GÜVENİLİR GIDA VE ADALETLİ DAĞITIM

Gıda üretim-tüketim sürecinde tarım ve gıdanın birlikte ele alınması gerektiğini vurgulayan Şık, şunları söyledi:

“Agroekoloji, güvenilir gıdaların doğa dostu yöntemlerle üretilip herkese ulaşabildiği bir gıda sistemine geçiş için yollar sunan bir toplumsal hareket. Tarımda emeği yeniden düşünmek, politikalar üretmek ve kırsal alanda çeşitliliği korumak gerekiyor. Bu yaklaşımla, çözümü de sunan, bilgilendirici ve uyarıcı haberler yapmak gerekiyor. Meselenin çevresinde dolaştığı sorunları anlatmak çok önemli. Bir haberde okur sadece meseleyi okuduğunda, nedenleriyle ve çözümleriyle bağlantı kurulmuş bir analiz görmediğinde toplumda konuyla ilgili bir kanaat oluşması da mümkün olmaz.

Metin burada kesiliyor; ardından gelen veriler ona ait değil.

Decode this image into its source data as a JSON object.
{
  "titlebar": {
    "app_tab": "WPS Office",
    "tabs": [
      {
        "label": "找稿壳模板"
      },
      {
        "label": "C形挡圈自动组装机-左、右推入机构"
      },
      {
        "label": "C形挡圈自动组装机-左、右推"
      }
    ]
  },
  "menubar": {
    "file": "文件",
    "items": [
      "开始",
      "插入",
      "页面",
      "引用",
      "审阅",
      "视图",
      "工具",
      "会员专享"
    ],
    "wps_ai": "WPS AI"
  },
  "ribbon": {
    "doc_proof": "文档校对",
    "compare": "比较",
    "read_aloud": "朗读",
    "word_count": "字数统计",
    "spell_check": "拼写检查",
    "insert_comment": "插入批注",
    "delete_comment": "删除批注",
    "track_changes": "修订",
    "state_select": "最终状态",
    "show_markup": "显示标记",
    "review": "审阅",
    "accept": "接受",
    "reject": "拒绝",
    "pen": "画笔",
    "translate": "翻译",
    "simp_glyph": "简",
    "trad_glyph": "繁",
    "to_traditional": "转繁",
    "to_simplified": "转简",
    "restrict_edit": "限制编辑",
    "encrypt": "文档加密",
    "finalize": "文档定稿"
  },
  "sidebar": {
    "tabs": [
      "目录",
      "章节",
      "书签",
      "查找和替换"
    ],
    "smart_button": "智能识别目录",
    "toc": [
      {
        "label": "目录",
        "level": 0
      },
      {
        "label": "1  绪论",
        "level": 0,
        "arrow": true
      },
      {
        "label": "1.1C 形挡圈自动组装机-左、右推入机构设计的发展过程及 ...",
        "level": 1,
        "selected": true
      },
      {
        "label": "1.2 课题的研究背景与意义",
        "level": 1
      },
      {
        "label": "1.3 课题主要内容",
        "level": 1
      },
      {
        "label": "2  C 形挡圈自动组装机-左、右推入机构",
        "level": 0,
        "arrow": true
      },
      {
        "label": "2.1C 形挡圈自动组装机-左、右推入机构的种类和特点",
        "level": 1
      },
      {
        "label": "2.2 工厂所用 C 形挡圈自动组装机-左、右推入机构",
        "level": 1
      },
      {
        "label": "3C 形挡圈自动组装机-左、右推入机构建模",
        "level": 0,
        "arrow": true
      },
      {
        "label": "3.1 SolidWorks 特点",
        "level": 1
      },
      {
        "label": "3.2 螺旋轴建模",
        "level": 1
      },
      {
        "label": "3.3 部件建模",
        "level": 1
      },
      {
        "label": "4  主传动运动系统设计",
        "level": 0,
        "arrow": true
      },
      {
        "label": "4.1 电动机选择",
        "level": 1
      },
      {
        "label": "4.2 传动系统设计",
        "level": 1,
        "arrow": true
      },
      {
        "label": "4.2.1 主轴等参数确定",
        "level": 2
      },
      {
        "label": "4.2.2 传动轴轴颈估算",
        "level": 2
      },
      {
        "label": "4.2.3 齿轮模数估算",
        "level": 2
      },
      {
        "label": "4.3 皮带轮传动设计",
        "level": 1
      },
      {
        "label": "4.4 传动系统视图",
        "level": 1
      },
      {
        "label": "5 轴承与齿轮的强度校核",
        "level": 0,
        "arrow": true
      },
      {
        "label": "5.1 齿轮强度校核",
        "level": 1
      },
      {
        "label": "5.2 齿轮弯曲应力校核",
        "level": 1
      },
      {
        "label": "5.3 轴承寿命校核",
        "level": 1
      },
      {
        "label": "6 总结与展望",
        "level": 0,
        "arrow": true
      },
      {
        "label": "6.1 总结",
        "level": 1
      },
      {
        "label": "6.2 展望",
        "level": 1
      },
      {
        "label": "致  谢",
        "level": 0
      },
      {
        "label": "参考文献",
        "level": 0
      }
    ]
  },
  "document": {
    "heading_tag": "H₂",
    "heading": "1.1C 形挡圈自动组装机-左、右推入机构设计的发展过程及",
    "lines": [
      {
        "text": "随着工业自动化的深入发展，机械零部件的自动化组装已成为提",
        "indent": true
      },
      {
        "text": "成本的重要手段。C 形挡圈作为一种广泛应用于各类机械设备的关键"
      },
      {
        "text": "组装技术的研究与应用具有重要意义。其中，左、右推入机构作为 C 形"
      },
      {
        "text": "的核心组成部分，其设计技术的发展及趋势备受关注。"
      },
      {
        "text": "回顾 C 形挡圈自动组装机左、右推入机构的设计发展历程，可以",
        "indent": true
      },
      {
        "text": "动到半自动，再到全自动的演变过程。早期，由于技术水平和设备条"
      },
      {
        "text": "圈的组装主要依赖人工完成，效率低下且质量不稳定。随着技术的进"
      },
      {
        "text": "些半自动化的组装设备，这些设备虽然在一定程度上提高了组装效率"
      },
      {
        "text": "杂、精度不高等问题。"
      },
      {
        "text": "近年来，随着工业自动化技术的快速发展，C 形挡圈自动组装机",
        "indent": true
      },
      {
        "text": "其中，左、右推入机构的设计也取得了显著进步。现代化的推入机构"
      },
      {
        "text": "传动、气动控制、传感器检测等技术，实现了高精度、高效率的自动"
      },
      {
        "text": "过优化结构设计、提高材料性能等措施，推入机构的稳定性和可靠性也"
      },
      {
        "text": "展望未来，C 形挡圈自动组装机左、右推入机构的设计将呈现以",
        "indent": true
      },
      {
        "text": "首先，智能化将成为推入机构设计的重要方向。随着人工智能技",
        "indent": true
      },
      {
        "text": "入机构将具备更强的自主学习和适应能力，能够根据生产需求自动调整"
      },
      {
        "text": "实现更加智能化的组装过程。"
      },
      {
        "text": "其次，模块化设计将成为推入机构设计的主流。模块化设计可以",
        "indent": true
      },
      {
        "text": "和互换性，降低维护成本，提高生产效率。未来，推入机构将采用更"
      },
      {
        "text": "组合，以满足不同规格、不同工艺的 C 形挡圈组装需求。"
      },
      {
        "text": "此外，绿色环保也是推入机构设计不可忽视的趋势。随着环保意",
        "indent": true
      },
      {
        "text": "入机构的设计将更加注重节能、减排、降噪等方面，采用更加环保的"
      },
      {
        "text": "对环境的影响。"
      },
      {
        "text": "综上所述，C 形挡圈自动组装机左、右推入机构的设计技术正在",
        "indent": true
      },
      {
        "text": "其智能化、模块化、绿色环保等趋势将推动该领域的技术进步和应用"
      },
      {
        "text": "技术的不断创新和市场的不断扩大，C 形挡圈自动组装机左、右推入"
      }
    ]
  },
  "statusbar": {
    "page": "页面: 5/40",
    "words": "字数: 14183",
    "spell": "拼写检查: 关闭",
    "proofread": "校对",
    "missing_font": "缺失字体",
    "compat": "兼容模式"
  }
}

Korku ve endişe yaratıp insanları muazzam bir çaresizlik duygusu içinde bırakmak yerine meseleleri tüm yönleriyle anlatıp okura çözüm için gerekenleri de sunmak önemli.”

Gıda, beslenme ve sağlık haberciliğinin medyada yer almış haber örnekleriyle tartışıldığı atölye, soru-cevap bölümüyle sona erdi.